Jerash Holdings (US), Inc. is a Delaware holding company that manufactures and exports customized ready‑made sportswear and outerwear through Jordanian and Hong Kong/China subsidiaries and JVs, producing jackets, polos, T‑shirts, pants and shorts for major global brands (notably VF Corporation, New Balance, G‑III, Hugo Boss, American Eagle and Skechers). Operations are vertically integrated across multiple factories and warehouses in Jordan (six factories, four warehouses) with about 6,000 employees and roughly 24 million annual piece capacity; sales are order driven and highly concentrated (VF accounted for ~65% of fiscal 2025 sales). Recent performance showed a 24% revenue increase to $145.8M in FY2025, improving gross margins to ~15%, but the business remains exposed to U.S. tariff shifts, logistics/port disruptions, Jordanian tax and statutory reserve rules, and pronounced seasonality and single‑buyer concentration.

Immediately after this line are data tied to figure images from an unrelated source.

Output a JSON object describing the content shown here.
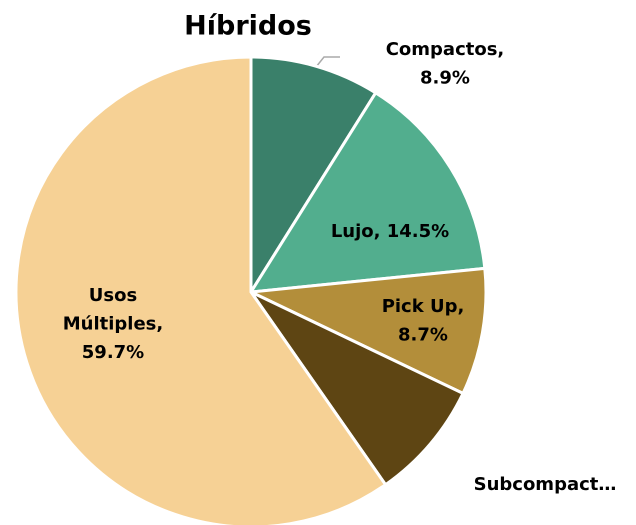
{
  "chart_data": {
    "type": "pie",
    "title": "Híbridos",
    "labels": [
      [
        "Compactos,",
        "8.9%"
      ],
      [
        "Lujo, 14.5%"
      ],
      [
        "Pick Up,",
        "8.7%"
      ],
      [
        "Subcompact…"
      ],
      [
        "Usos",
        "Múltiples,",
        "59.7%"
      ]
    ],
    "values": [
      8.9,
      14.5,
      8.7,
      8.2,
      59.7
    ],
    "colors": [
      "#3a806a",
      "#52ae8e",
      "#b38e3a",
      "#5e4513",
      "#f6d195"
    ]
  }
}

Given Jerash’s contract‑manufacturing model, executive pay is likely tied to operational and customer‑centric metrics: revenue and shipment volumes, gross margin/COGS control, order wins and customer retention (especially reducing VF concentration), on‑time delivery and logistics performance, and working‑capital management (collections and inventory turns). The filings show modest but meaningful share‑based compensation (about $0.8M in FY2025 and a reduction in the most recent quarter), so incentive packages appear to mix cash bonuses tied to near‑term operational KPIs with limited equity awards to align management with shareholders. Long‑term incentives and capex‑related targets may condition future awards, because planned ~$1.3M–$7.8M capex is contingent on securing customer commitments; tax variability and tariff risk also create a need for pay‑for‑performance measures that reward margin protection and diversification of the customer base.
Insider trading in this company context is likely to be highly sensitive to shipment timing, large PO confirmations or cancellations (given order‑by‑order sales), and logistics or tariff developments that materially affect near‑term revenue and margins—events that can materially move the stock because of VF concentration. Watch insider activity around quarter‑end shipment windows, port disruption news (e.g., Haifa/Aqaba routing), and announcements about customer diversification or major supply agreements; these are times when management possesses material non‑public information. Regulatory and practical constraints include SEC Section 16 reporting and typical blackout periods; additionally, dividend restrictions tied to Jordanian statutory reserves and cross‑jurisdictional tax impacts can affect the attractiveness and timing of equity grants and insider sales, so emphasize verifying 10b5‑1 plans and up‑to‑date Form 4/5 filings when interpreting insider transactions.